Reading between the lines of the AWS outage – Why you should be worried Part 1

TL;DR: There are many very real problem with AWS that are being ignored.  #1 is that they appear to have no plan for dealing with their ongoing software bugs.

There has been a surprising amount of talk about the most recent AWS outage (Oct 22, 2012). In truth, I was busy coding and didn’t even hear about the outage until it was almost over (my company runs partially on AWS, but in another region). From what I read on the Amazon status site, the scope sounded pretty limited; I didn’t see it as a major event. But the talk since then says otherwise.

Amazon has now released their complete post-mortem and in reading I was struck by several hidden truths that I think many people will miss.  I was an early closed beta tester of AWS (when you basically needed a personal invite to get in) and have done over 30 top-to-bottom builds of complete production app stacks while I was with RoundHouse.  So I hope to provide some additional insight into what makes the last few AWS outages especially interesting.

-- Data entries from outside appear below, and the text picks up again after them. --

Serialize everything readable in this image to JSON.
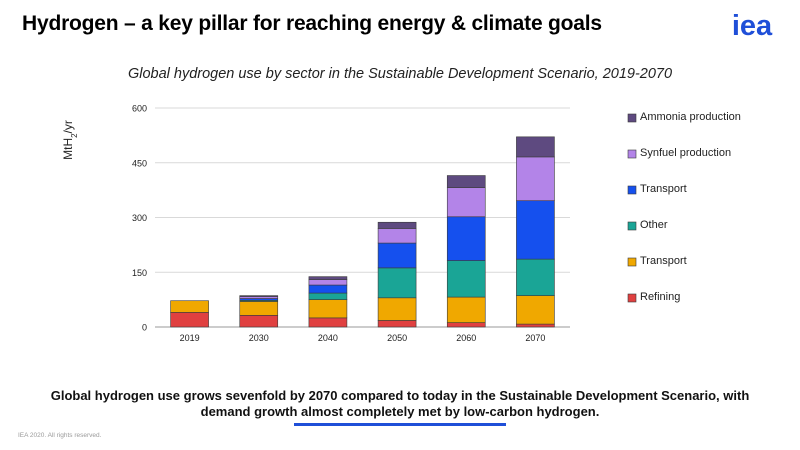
{
  "slide": {
    "title": "Hydrogen – a key pillar for reaching energy & climate goals",
    "logo_text": "iea",
    "takeaway": "Global hydrogen use grows sevenfold by 2070 compared to today in the Sustainable Development Scenario, with demand growth almost completely met by low-carbon hydrogen.",
    "copyright": "IEA 2020. All rights reserved.",
    "accent_color": "#1f4fd8"
  },
  "chart_data": {
    "type": "bar",
    "stacked": true,
    "title": "Global hydrogen use by sector in the Sustainable Development Scenario, 2019-2070",
    "ylabel_base": "MtH",
    "ylabel_sub": "2",
    "ylabel_tail": "/yr",
    "xlabel": "",
    "ylim": [
      0,
      600
    ],
    "yticks": [
      0,
      150,
      300,
      450,
      600
    ],
    "grid": true,
    "legend_position": "right",
    "categories": [
      "2019",
      "2030",
      "2040",
      "2050",
      "2060",
      "2070"
    ],
    "series": [
      {
        "name": "Refining",
        "color": "#e04040",
        "values": [
          40,
          32,
          25,
          18,
          12,
          8
        ]
      },
      {
        "name": "Transport",
        "color": "#f0a800",
        "values": [
          32,
          38,
          50,
          62,
          70,
          78
        ]
      },
      {
        "name": "Other",
        "color": "#1aa596",
        "values": [
          0,
          3,
          18,
          82,
          100,
          100
        ]
      },
      {
        "name": "Transport",
        "color": "#1550ee",
        "values": [
          0,
          5,
          22,
          68,
          120,
          160
        ]
      },
      {
        "name": "Synfuel production",
        "color": "#b384e8",
        "values": [
          0,
          5,
          15,
          40,
          80,
          120
        ]
      },
      {
        "name": "Ammonia production",
        "color": "#5e4a80",
        "values": [
          0,
          3,
          8,
          17,
          33,
          55
        ]
      }
    ]
  }
}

What you should really worry about Part 1 – The bugs aren’t getting better

Widespread issues occurred because of (by my reading) 6 different software bugs.  That’s a lot.  This fact can be spun as both a positive and a negative.   Here’s what we would assume are the positives:

  • The bugs can (and will) be fixed.  Once they are, they won’t happen again.
  • By virtue of AWS’s advancing age, they have “shaken out” more bugs than any of their lesser competitors.  Similar bugs surely lie dormant in every other cloud provider’s code as well.  No provider is immune and every single one will experience downtime because of it.  In this regard AWS is ahead of the game.

But this line of thinking fails to address the underlying negatives:

  • Any codebase is always growing & evolving and that means new bugs.  The alarming part is that each outage seems to have some underlying bugs discovered.  The incidence of Amazon letting new bugs through seems to be disconcertingly high.  It does no good to fix the old ones if other areas of the service have secretly added twice as many new bugs.  If things were really being “fixed” we would expect new bugs to show up less often, not more often.  After a certain point, we have to start assuming that the demonstrated error rate will continue.
  • When bugs like this happen, they often can’t be seen coming.  The impact and scope can’t be anticipated, but it is typically very large.

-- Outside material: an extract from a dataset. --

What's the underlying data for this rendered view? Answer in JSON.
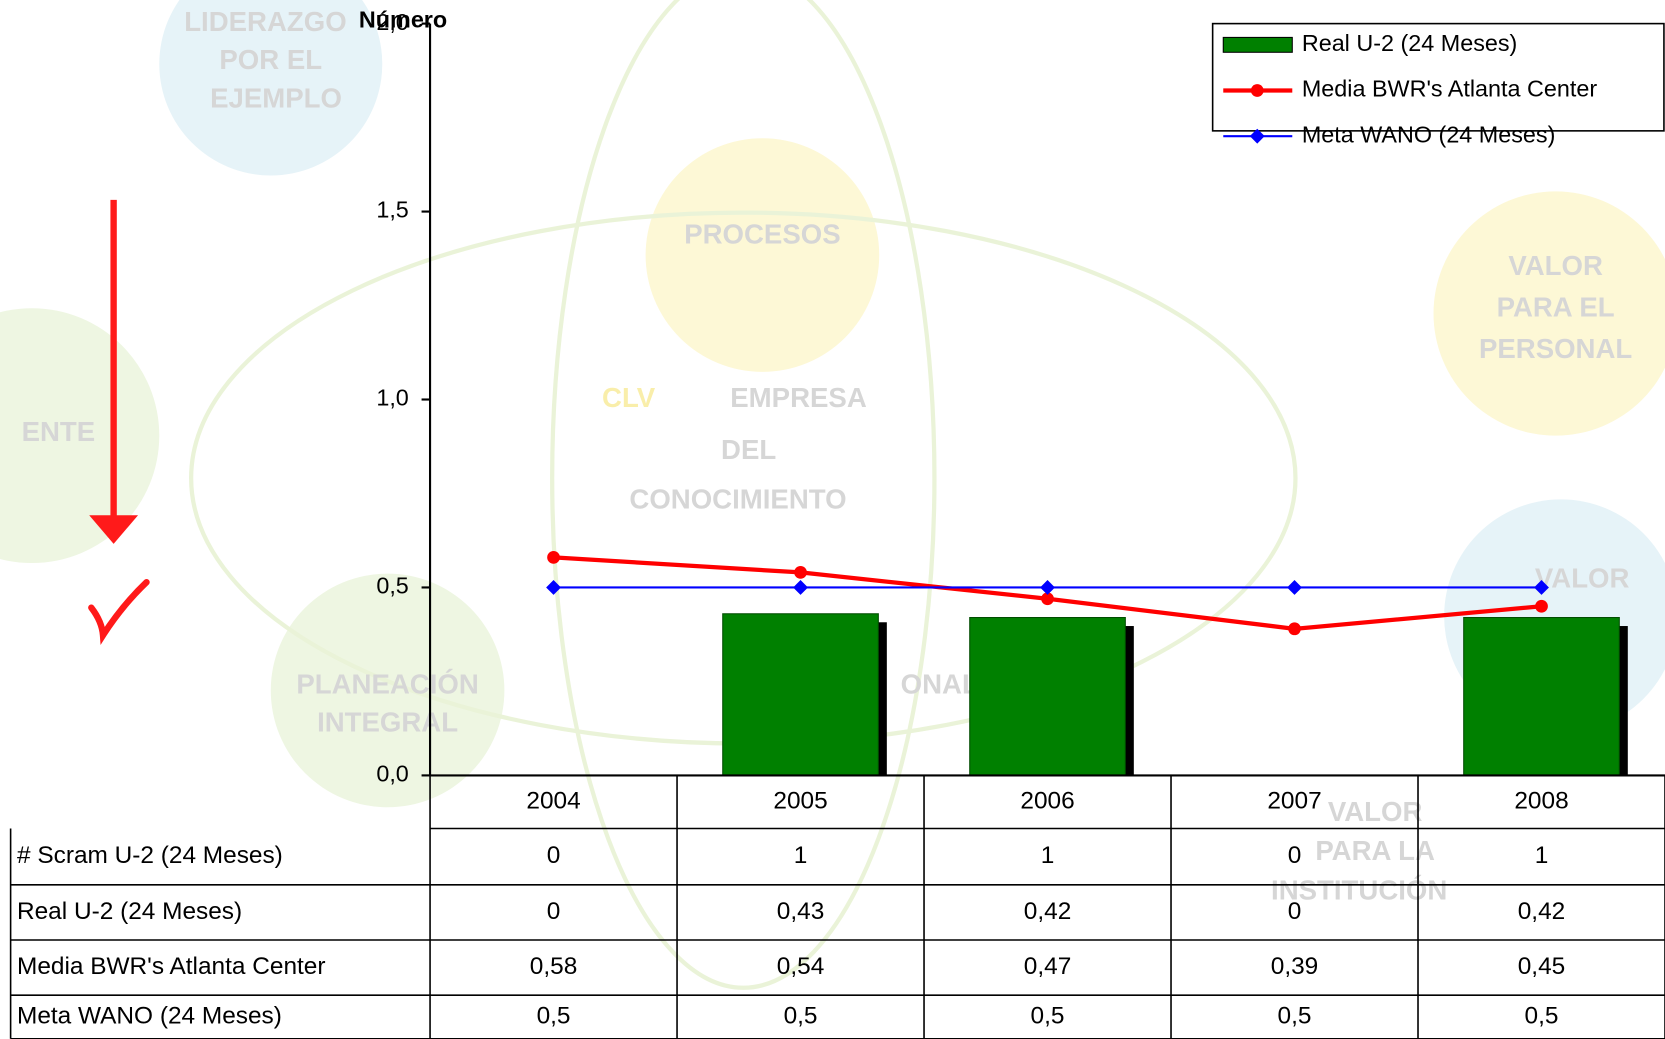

So far, we have not yet heard of any sort of comprehensive plan intended to address this issue.  Ironically, AWS is consistently dropping the ball on their ‘root-cause’ analysis but failing the “Five Whys” test.  They’re stopping at about the 2nd or 3rd why without addressing the true root cause.

In the case of AWS, anecdotal evidence suggests they have not yet succeeded in building a development protocol that is accountable to the bugs it produces. They’re letting too many through.  Yes, these bugs are very difficult to detect and test for, but they need to have a higher standard or outages like this will continue to occur.